Raimundo gave us a really good price for the project –it was actually on the cheap side– and he even brought onboard another guy (for the same price). I will not bore you with all the masonry-related details, but I will just say that, given the way we had designed the bathroom, the person laying both the mosaic and the tiles needed to be very experienced.

The project was a nightmare. Raimundo only showed up for work three times in ten days. His “assistant” was the one carrying out the remodeling. They were not even close to having the degree of specialization required for this project. The bathroom turned out well, but we had to end up hiring somebody else to finish some of the details and correct some mistakes. Still, it has some technical flaws, and most definitely would not be listed in the Spanish retailer’s catalogue, but overall, it is acceptable.

I could not help but think about the resemblance between this project and what happens in the world of translation.

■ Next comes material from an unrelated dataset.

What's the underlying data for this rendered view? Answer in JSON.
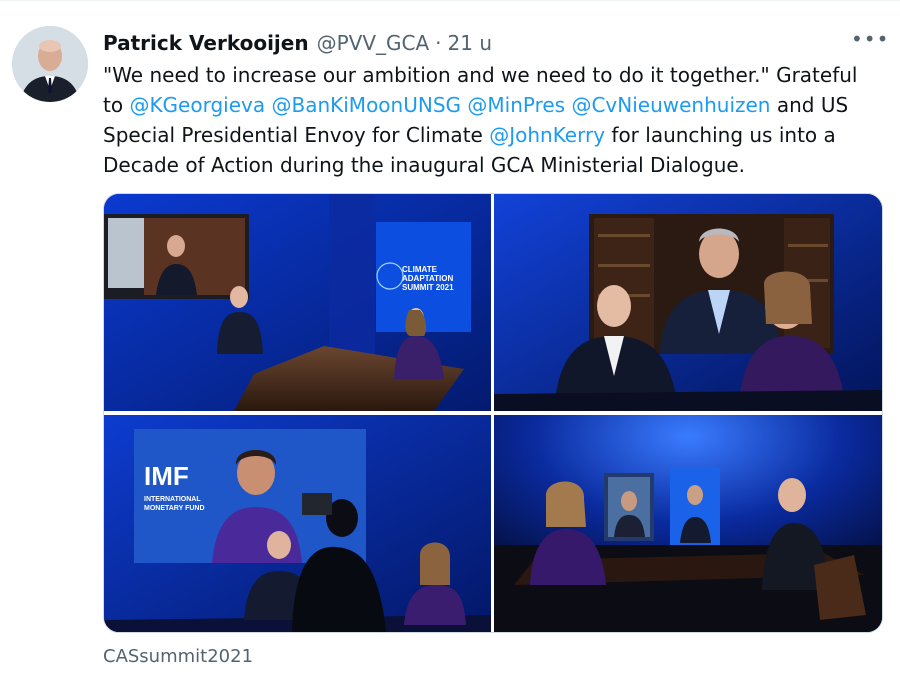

  1. If you have a high quality product, and want the end result to mirror that quality, put it in the hands of an experienced professional.
  2. Regarding deadlines, sometimes it is worth waiting for the right contractor for your project. This may not be possible in all cases, but translation is often the very last step of a long process. What has taken weeks to create needs to be translated in a day or two, and inevitably, the quality of the translation will suffer.
  3. Hire a specialized professional when the project calls for specialization. Even if it costs a little more, it will save you a lot in the long run.
  4. Unlike an inexperienced contractor, a knowledgeable professional knows what he or she is doing, and not only will provide an excellent service, but also may offer guidance and suggestions for your project.
  5. Hiring a high-quality contractor is not always substantially more expensive, especially when taking into account the added value of an experienced professional.

Though my initial thought was to draw conclusions from a customer stand point, this experience also served as a refresher course for me as an independent contractor:

  1. Be honest with the client regarding your specialization. Even if you don’t land that big project, your honesty will speak volumes about your ethics and professionalism, and your client will be more likely to come back to you when a less specialized project arises.
  2. For certain projects, it is a great idea to partner with another contractor. However, the terms of the partnership need to be clear for all parties involved. It is absolutely not acceptable to close the deal and then be minimally involved in the project.

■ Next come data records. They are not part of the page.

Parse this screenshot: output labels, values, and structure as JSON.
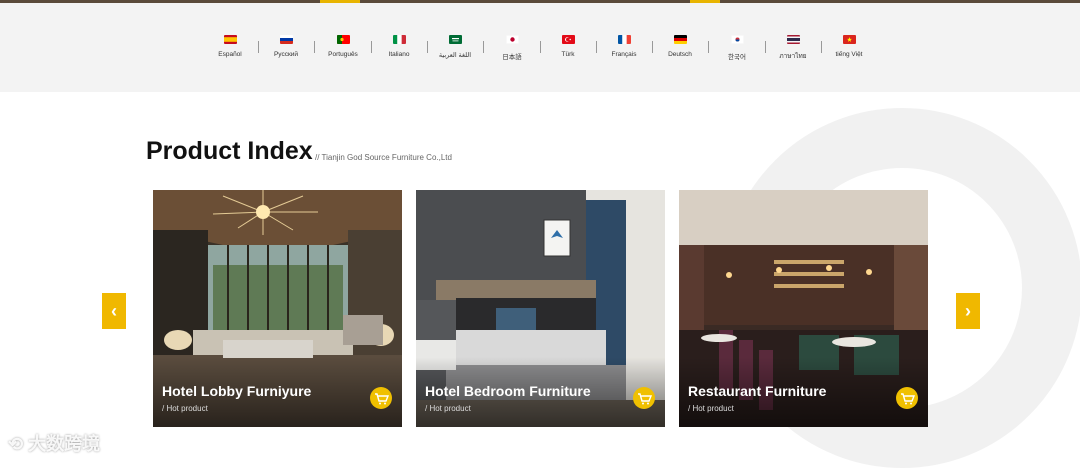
{
  "languages": [
    {
      "label": "Español",
      "flag": "es"
    },
    {
      "label": "Русский",
      "flag": "ru"
    },
    {
      "label": "Português",
      "flag": "pt"
    },
    {
      "label": "Italiano",
      "flag": "it"
    },
    {
      "label": "اللغة العربية",
      "flag": "sa"
    },
    {
      "label": "日本語",
      "flag": "jp"
    },
    {
      "label": "Türk",
      "flag": "tr"
    },
    {
      "label": "Français",
      "flag": "fr"
    },
    {
      "label": "Deutsch",
      "flag": "de"
    },
    {
      "label": "한국어",
      "flag": "kr"
    },
    {
      "label": "ภาษาไทย",
      "flag": "th"
    },
    {
      "label": "tiếng Việt",
      "flag": "vn"
    }
  ],
  "section": {
    "title": "Product Index",
    "subtitle": "// Tianjin God Source Furniture Co.,Ltd"
  },
  "products": [
    {
      "title": "Hotel Lobby Furniyure",
      "tag": "/ Hot product"
    },
    {
      "title": "Hotel Bedroom Furniture",
      "tag": "/ Hot product"
    },
    {
      "title": "Restaurant Furniture",
      "tag": "/ Hot product"
    }
  ],
  "carousel": {
    "prev_icon": "chevron-left-icon",
    "next_icon": "chevron-right-icon",
    "prev_glyph": "‹",
    "next_glyph": "›"
  },
  "watermark": "大数跨境",
  "colors": {
    "accent": "#f0b800",
    "band": "#f3f3f3"
  }
}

How could we make this basic mistake in such an important project? It is very easy to give in to the temptation of saving a few dollars on a project and forget what we know is a common occurrence in the translation business.

Mateo would have charged about 35% more for the project. Considering what we had invested in materials, all the hassle and the headaches with Raimundo, the fact that he took much longer than expected to complete the project, and that we eventually had to have his work “proofread” by somebody else, don’t you think it would have been worth it? I definitely think so.